At these destinations, there’s more than one way to take to the water
Which destinations have the best water sports will likely remain a subject of endless debate among aficionados of diving, snorkeling, windsurfing, kiteboarding and fishing. Every island has something to offer. Some provide the best conditions for one sport, but may not be well suited to another. And then there are the islands that deliver a bit of everything, from wind and waves to calm, clear shores, along with the necessary infrastructure to support these aquatic pursuits. If you are looking to sample a broad range of on- the-water adventures, here are the islands that deliver on multiple fronts.
It’s hard for one island to please everyone looking to get wet and have fun. Divers want clear water and calm seas. Sailors want wind; big game fishermen need access to deep water. If there is one island in the Caribbean that can please the widest variety of water-sports enthusiasts, it is Grand Cayman. World famous for its precipitous underwater walls, it remains one of the prime diving destinations in the Caribbean. But that’s just the beginning. The expansive bay known as North Sound is an aquatic playground. Kayakers cruise the mangrove-fringed corners, while fly fishermen tempt tarpon and bonefish on nearby flats. Day sailors zip across the breezy yet protected waters of the sound, while closer to the wave-washed northern edge, windsurfers and kiteboarders carve and hop in the chop. From marinas daily fishing expeditions depart into the blue waters beyond, while the Seven Mile Beach, on the island’s western leeward shore, is perfect for flat water pursuits such as stand-up paddleboarding, glass-bottom boat tours and waterski runs.

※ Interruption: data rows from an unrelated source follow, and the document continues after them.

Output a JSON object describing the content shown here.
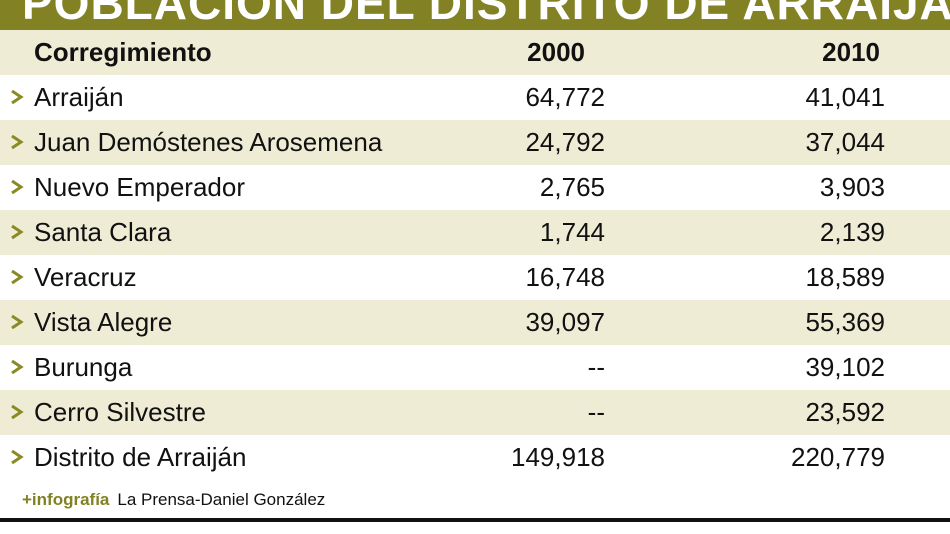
{
  "header": {
    "title": "POBLACIÓN DEL DISTRITO DE ARRAIJÁN"
  },
  "table": {
    "columns": [
      "Corregimiento",
      "2000",
      "2010"
    ],
    "rows": [
      [
        "Arraiján",
        "64,772",
        "41,041"
      ],
      [
        "Juan Demóstenes Arosemena",
        "24,792",
        "37,044"
      ],
      [
        "Nuevo Emperador",
        "2,765",
        "3,903"
      ],
      [
        "Santa Clara",
        "1,744",
        "2,139"
      ],
      [
        "Veracruz",
        "16,748",
        "18,589"
      ],
      [
        "Vista Alegre",
        "39,097",
        "55,369"
      ],
      [
        "Burunga",
        "--",
        "39,102"
      ],
      [
        "Cerro Silvestre",
        "--",
        "23,592"
      ],
      [
        "Distrito de Arraiján",
        "149,918",
        "220,779"
      ]
    ]
  },
  "footer": {
    "credit_label": "+infografía",
    "credit": "La Prensa-Daniel González"
  }
}
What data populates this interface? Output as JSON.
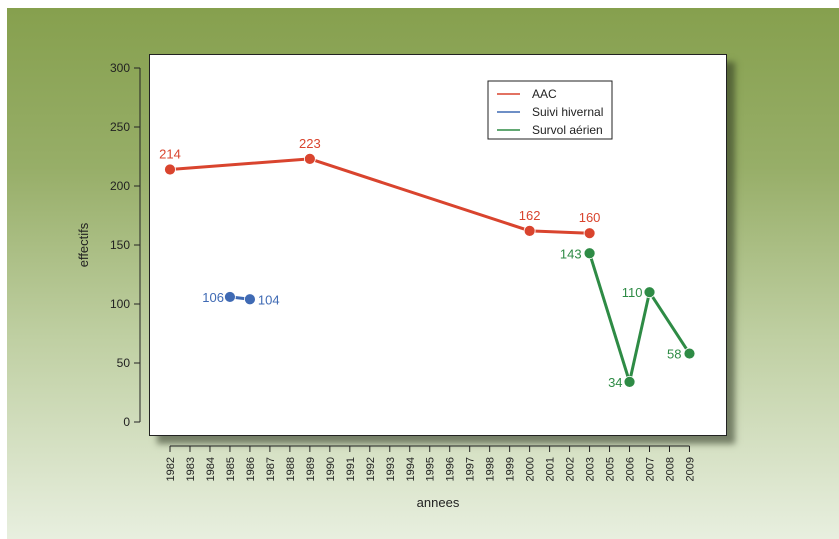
{
  "chart_data": {
    "type": "line",
    "xlabel": "annees",
    "ylabel": "effectifs",
    "ylim": [
      0,
      300
    ],
    "yticks": [
      0,
      50,
      100,
      150,
      200,
      250,
      300
    ],
    "categories": [
      "1982",
      "1983",
      "1984",
      "1985",
      "1986",
      "1987",
      "1988",
      "1989",
      "1990",
      "1991",
      "1992",
      "1993",
      "1994",
      "1995",
      "1996",
      "1997",
      "1998",
      "1999",
      "2000",
      "2001",
      "2002",
      "2003",
      "2005",
      "2006",
      "2007",
      "2008",
      "2009"
    ],
    "legend_position": "top-right",
    "series": [
      {
        "name": "AAC",
        "color": "#d9442e",
        "points": [
          {
            "x": "1982",
            "y": 214
          },
          {
            "x": "1989",
            "y": 223
          },
          {
            "x": "2000",
            "y": 162
          },
          {
            "x": "2003",
            "y": 160
          }
        ]
      },
      {
        "name": "Suivi hivernal",
        "color": "#3f6ab4",
        "points": [
          {
            "x": "1985",
            "y": 106
          },
          {
            "x": "1986",
            "y": 104
          }
        ]
      },
      {
        "name": "Survol aérien",
        "color": "#2e8b45",
        "points": [
          {
            "x": "2003",
            "y": 143
          },
          {
            "x": "2006",
            "y": 34
          },
          {
            "x": "2007",
            "y": 110
          },
          {
            "x": "2009",
            "y": 58
          }
        ]
      }
    ]
  }
}
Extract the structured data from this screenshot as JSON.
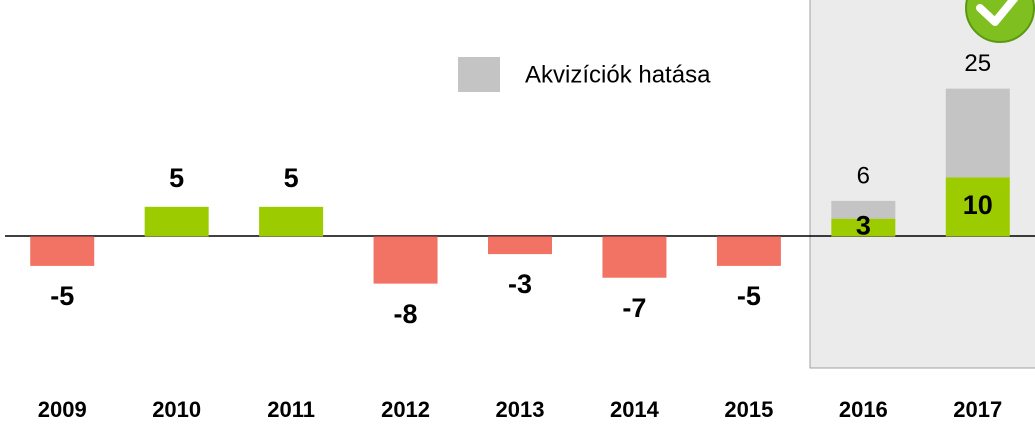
{
  "chart_data": {
    "type": "bar",
    "categories": [
      "2009",
      "2010",
      "2011",
      "2012",
      "2013",
      "2014",
      "2015",
      "2016",
      "2017"
    ],
    "values": [
      -5,
      5,
      5,
      -8,
      -3,
      -7,
      -5,
      3,
      10
    ],
    "positive_color": "#9ccb00",
    "negative_color": "#f27363",
    "stack": {
      "name": "Akvizíciók hatása",
      "color": "#c4c4c4",
      "values": [
        null,
        null,
        null,
        null,
        null,
        null,
        null,
        3,
        15
      ]
    },
    "totals": [
      null,
      null,
      null,
      null,
      null,
      null,
      null,
      6,
      25
    ],
    "ylim": [
      -26,
      40
    ],
    "legend": "top-right"
  }
}
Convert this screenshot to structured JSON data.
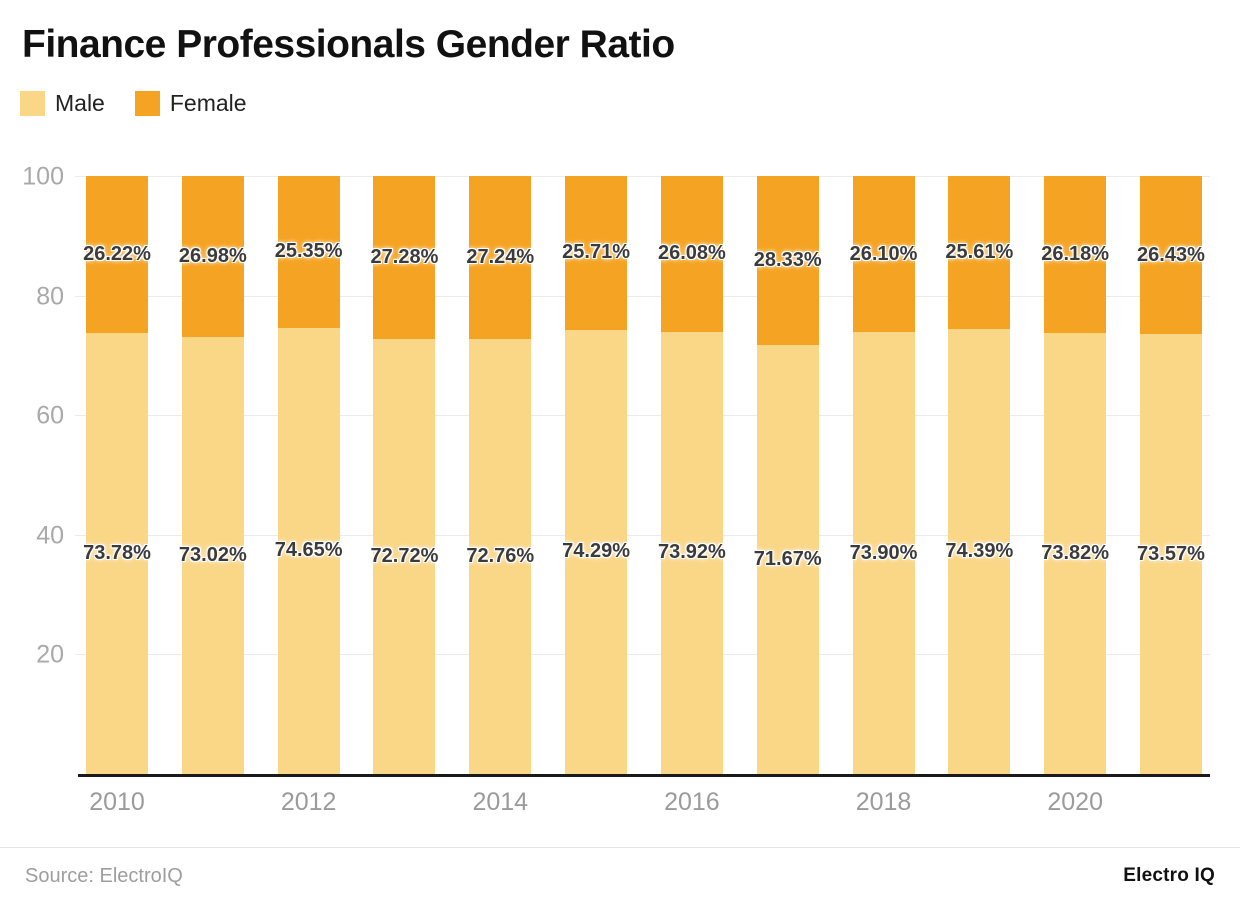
{
  "title": "Finance Professionals Gender Ratio",
  "legend": {
    "items": [
      {
        "label": "Male",
        "color": "#FAD687"
      },
      {
        "label": "Female",
        "color": "#F5A322"
      }
    ]
  },
  "chart_data": {
    "type": "bar",
    "stacked": true,
    "title": "Finance Professionals Gender Ratio",
    "categories": [
      "2010",
      "2011",
      "2012",
      "2013",
      "2014",
      "2015",
      "2016",
      "2017",
      "2018",
      "2019",
      "2020",
      "2021"
    ],
    "series": [
      {
        "name": "Male",
        "color": "#FAD687",
        "values": [
          73.78,
          73.02,
          74.65,
          72.72,
          72.76,
          74.29,
          73.92,
          71.67,
          73.9,
          74.39,
          73.82,
          73.57
        ]
      },
      {
        "name": "Female",
        "color": "#F5A322",
        "values": [
          26.22,
          26.98,
          25.35,
          27.28,
          27.24,
          25.71,
          26.08,
          28.33,
          26.1,
          25.61,
          26.18,
          26.43
        ]
      }
    ],
    "value_suffix": "%",
    "xlabel": "",
    "ylabel": "",
    "ylim": [
      0,
      100
    ],
    "yticks": [
      20,
      40,
      60,
      80,
      100
    ],
    "x_tick_labels": [
      "2010",
      "2012",
      "2014",
      "2016",
      "2018",
      "2020"
    ],
    "x_tick_indices": [
      0,
      2,
      4,
      6,
      8,
      10
    ],
    "grid": true,
    "legend_position": "top-left",
    "label_color": "#3b3b3b",
    "axis_color": "#a9a9a9",
    "baseline_color": "#1a1a1a"
  },
  "footer": {
    "source": "Source: ElectroIQ",
    "brand": "Electro IQ"
  }
}
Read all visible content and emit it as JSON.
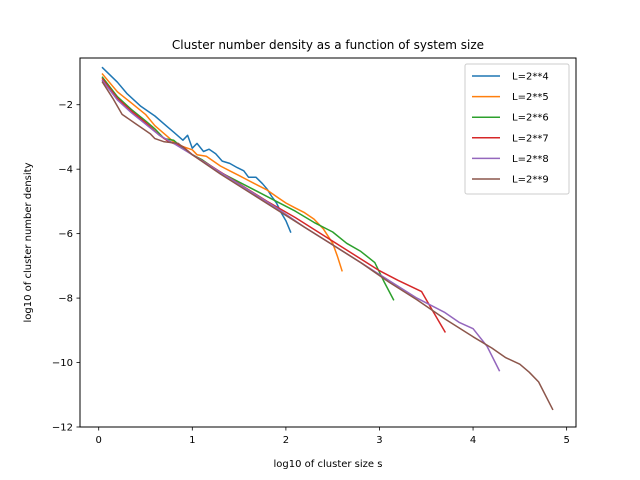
{
  "chart_data": {
    "type": "line",
    "title": "Cluster number density as a function of system size",
    "xlabel": "log10 of cluster size s",
    "ylabel": "log10 of cluster number density",
    "xlim": [
      -0.2,
      5.1
    ],
    "ylim": [
      -12,
      -0.55
    ],
    "xticks": [
      0,
      1,
      2,
      3,
      4,
      5
    ],
    "yticks": [
      -12,
      -10,
      -8,
      -6,
      -4,
      -2
    ],
    "grid": false,
    "legend_position": "top-right",
    "series": [
      {
        "name": "L=2**4",
        "color": "#1f77b4",
        "points": [
          [
            0.04,
            -0.85
          ],
          [
            0.2,
            -1.3
          ],
          [
            0.3,
            -1.65
          ],
          [
            0.45,
            -2.05
          ],
          [
            0.6,
            -2.35
          ],
          [
            0.7,
            -2.6
          ],
          [
            0.8,
            -2.85
          ],
          [
            0.9,
            -3.1
          ],
          [
            0.95,
            -2.95
          ],
          [
            1.0,
            -3.35
          ],
          [
            1.05,
            -3.2
          ],
          [
            1.12,
            -3.45
          ],
          [
            1.18,
            -3.38
          ],
          [
            1.25,
            -3.52
          ],
          [
            1.32,
            -3.75
          ],
          [
            1.4,
            -3.82
          ],
          [
            1.48,
            -3.95
          ],
          [
            1.55,
            -4.05
          ],
          [
            1.6,
            -4.25
          ],
          [
            1.68,
            -4.25
          ],
          [
            1.75,
            -4.45
          ],
          [
            1.8,
            -4.62
          ],
          [
            1.85,
            -4.85
          ],
          [
            1.9,
            -5.05
          ],
          [
            1.95,
            -5.35
          ],
          [
            2.0,
            -5.6
          ],
          [
            2.05,
            -5.95
          ]
        ]
      },
      {
        "name": "L=2**5",
        "color": "#ff7f0e",
        "points": [
          [
            0.04,
            -1.05
          ],
          [
            0.2,
            -1.6
          ],
          [
            0.35,
            -1.95
          ],
          [
            0.5,
            -2.3
          ],
          [
            0.6,
            -2.65
          ],
          [
            0.7,
            -2.9
          ],
          [
            0.8,
            -3.15
          ],
          [
            0.9,
            -3.3
          ],
          [
            1.0,
            -3.4
          ],
          [
            1.05,
            -3.55
          ],
          [
            1.15,
            -3.6
          ],
          [
            1.2,
            -3.7
          ],
          [
            1.3,
            -3.9
          ],
          [
            1.4,
            -4.05
          ],
          [
            1.5,
            -4.2
          ],
          [
            1.6,
            -4.35
          ],
          [
            1.7,
            -4.5
          ],
          [
            1.8,
            -4.65
          ],
          [
            1.9,
            -4.85
          ],
          [
            2.0,
            -5.05
          ],
          [
            2.1,
            -5.2
          ],
          [
            2.2,
            -5.35
          ],
          [
            2.3,
            -5.55
          ],
          [
            2.4,
            -5.85
          ],
          [
            2.5,
            -6.3
          ],
          [
            2.55,
            -6.7
          ],
          [
            2.6,
            -7.15
          ]
        ]
      },
      {
        "name": "L=2**6",
        "color": "#2ca02c",
        "points": [
          [
            0.04,
            -1.15
          ],
          [
            0.2,
            -1.75
          ],
          [
            0.35,
            -2.15
          ],
          [
            0.5,
            -2.5
          ],
          [
            0.6,
            -2.75
          ],
          [
            0.7,
            -3.05
          ],
          [
            0.8,
            -3.1
          ],
          [
            0.9,
            -3.35
          ],
          [
            1.0,
            -3.55
          ],
          [
            1.1,
            -3.7
          ],
          [
            1.2,
            -3.9
          ],
          [
            1.3,
            -4.1
          ],
          [
            1.5,
            -4.4
          ],
          [
            1.7,
            -4.7
          ],
          [
            1.9,
            -5.0
          ],
          [
            2.1,
            -5.3
          ],
          [
            2.3,
            -5.65
          ],
          [
            2.5,
            -5.95
          ],
          [
            2.65,
            -6.3
          ],
          [
            2.8,
            -6.55
          ],
          [
            2.95,
            -6.9
          ],
          [
            3.05,
            -7.5
          ],
          [
            3.15,
            -8.05
          ]
        ]
      },
      {
        "name": "L=2**7",
        "color": "#d62728",
        "points": [
          [
            0.04,
            -1.2
          ],
          [
            0.2,
            -1.8
          ],
          [
            0.35,
            -2.2
          ],
          [
            0.5,
            -2.55
          ],
          [
            0.65,
            -2.95
          ],
          [
            0.75,
            -3.15
          ],
          [
            0.9,
            -3.3
          ],
          [
            1.0,
            -3.55
          ],
          [
            1.2,
            -3.9
          ],
          [
            1.5,
            -4.45
          ],
          [
            1.8,
            -5.0
          ],
          [
            2.1,
            -5.5
          ],
          [
            2.4,
            -6.05
          ],
          [
            2.7,
            -6.6
          ],
          [
            3.0,
            -7.15
          ],
          [
            3.2,
            -7.45
          ],
          [
            3.45,
            -7.8
          ],
          [
            3.55,
            -8.3
          ],
          [
            3.7,
            -9.05
          ]
        ]
      },
      {
        "name": "L=2**8",
        "color": "#9467bd",
        "points": [
          [
            0.04,
            -1.25
          ],
          [
            0.2,
            -1.85
          ],
          [
            0.35,
            -2.25
          ],
          [
            0.5,
            -2.6
          ],
          [
            0.65,
            -2.95
          ],
          [
            0.8,
            -3.2
          ],
          [
            1.0,
            -3.55
          ],
          [
            1.3,
            -4.1
          ],
          [
            1.6,
            -4.65
          ],
          [
            1.9,
            -5.2
          ],
          [
            2.2,
            -5.8
          ],
          [
            2.5,
            -6.35
          ],
          [
            2.8,
            -6.9
          ],
          [
            3.1,
            -7.45
          ],
          [
            3.4,
            -8.0
          ],
          [
            3.7,
            -8.45
          ],
          [
            3.85,
            -8.75
          ],
          [
            4.0,
            -8.95
          ],
          [
            4.15,
            -9.5
          ],
          [
            4.28,
            -10.25
          ]
        ]
      },
      {
        "name": "L=2**9",
        "color": "#8c564b",
        "points": [
          [
            0.04,
            -1.3
          ],
          [
            0.15,
            -1.8
          ],
          [
            0.25,
            -2.3
          ],
          [
            0.4,
            -2.6
          ],
          [
            0.55,
            -2.9
          ],
          [
            0.6,
            -3.05
          ],
          [
            0.7,
            -3.15
          ],
          [
            0.85,
            -3.2
          ],
          [
            1.0,
            -3.55
          ],
          [
            1.3,
            -4.15
          ],
          [
            1.6,
            -4.7
          ],
          [
            1.9,
            -5.25
          ],
          [
            2.2,
            -5.8
          ],
          [
            2.5,
            -6.35
          ],
          [
            2.8,
            -6.9
          ],
          [
            3.1,
            -7.5
          ],
          [
            3.4,
            -8.05
          ],
          [
            3.7,
            -8.65
          ],
          [
            4.0,
            -9.2
          ],
          [
            4.2,
            -9.55
          ],
          [
            4.35,
            -9.85
          ],
          [
            4.5,
            -10.05
          ],
          [
            4.6,
            -10.3
          ],
          [
            4.7,
            -10.6
          ],
          [
            4.85,
            -11.45
          ]
        ]
      }
    ]
  }
}
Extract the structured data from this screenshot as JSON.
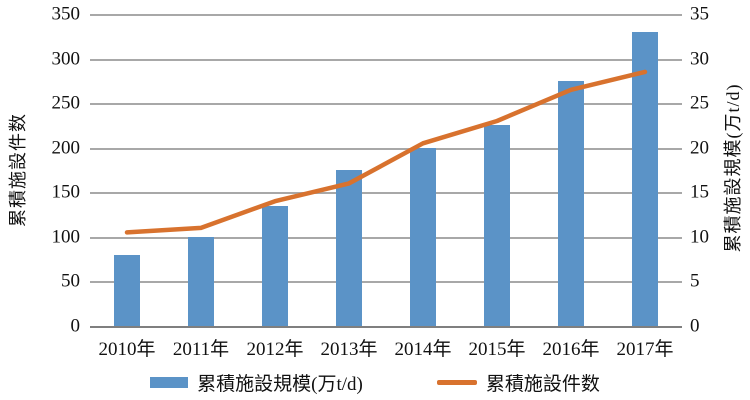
{
  "chart_data": {
    "type": "bar",
    "subtype": "combo-bar-line-dual-axis",
    "categories": [
      "2010年",
      "2011年",
      "2012年",
      "2013年",
      "2014年",
      "2015年",
      "2016年",
      "2017年"
    ],
    "series": [
      {
        "name": "累積施設規模(万t/d)",
        "type": "bar",
        "axis": "right",
        "color": "#5B93C7",
        "values": [
          8,
          10,
          13.5,
          17.5,
          20,
          22.5,
          27.5,
          33
        ]
      },
      {
        "name": "累積施設件数",
        "type": "line",
        "axis": "left",
        "color": "#D8722E",
        "values": [
          105,
          110,
          140,
          160,
          205,
          230,
          265,
          285
        ]
      }
    ],
    "left_axis": {
      "title": "累積施設件数",
      "min": 0,
      "max": 350,
      "step": 50,
      "ticks": [
        0,
        50,
        100,
        150,
        200,
        250,
        300,
        350
      ]
    },
    "right_axis": {
      "title": "累積施設規模(万t/d)",
      "min": 0,
      "max": 35,
      "step": 5,
      "ticks": [
        0,
        5,
        10,
        15,
        20,
        25,
        30,
        35
      ]
    },
    "grid": true,
    "legend_position": "bottom",
    "title": ""
  },
  "colors": {
    "bar": "#5B93C7",
    "line": "#D8722E",
    "gridline": "#A8A8A8",
    "baseline": "#7F7F7F",
    "text": "#111111",
    "background": "#FFFFFF"
  }
}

It was Jacques Cousteau who kicked off the Caribbean diving craze with his 1961 declaration that Cozumel was one of the best diving destinations on Earth. And he was right. The island, which sits at the northern end of the massive Mesoamerican Barrier Reef, is blessed with a magical combination of clear water, spectacular reefs and abundant marine life. Along the island’s sheltered western shore, a sloping bottom leads to enormous reefs towering up off the sand. The structures are washed by a steady north-flowing current that delivers a stream of nutrients that leave the filter-feeding creatures of the reef—corals, sponges, and gorgonians—very, very happy. It also keeps the ocean clear, and this was the place where divers first spoke of “gin clear” water. It’s so clear that light that usually fades to dusky blue at 60 feet is still clear and bright at 100 feet or more. In the deep blue waters beyond, there’s also excellent fishing, and each spring sees an international cast of anglers arrive to do battle with plentiful populations of high-flying sailfish. Angling action also extends to the reef and into the mangroves where feisty bonefish play hide and seek with your fly all day long. When conditions are right, explorers can hop a speedboat for a run to the island’s wild east side, or remain on the sheltered west and discover the shoreline in a kayak, or launch a catamaran into the mellow breezes that grace western beaches.
Good diving and snorkeling can be found in the Dominican Republic, especially in the south around Catalina Island, but the real water-sports action is on the north coast at Cabarete. This is a world mecca for windsurfing and kiteboarding. Strong and consistent winds blow into the bay, while an offshore barrier reef breaks up the prevailing swells and creates surfable and jumpable breakers for the more advanced, as well as sheltered nearshore areas for beginners. Kiting is best just northwest of Cabarete, and scores of operators are eager to hook you up with gear, lessons, advice, whatever you need. There are dive sites nearby, including some awesome pinnacles, but the wind, waves and runoff limit the appeal. Around the corner and down the coast to the south at Punta Cana you’ll find superb deep-sea fishing. The area faces right into the Mona Passage between Hispaniola and Puerto Rico, with deep water not far offshore. Blue marlin run year round, peaking in the summer months, and you can chase white marlin, mahimahi, tuna and sailfish too.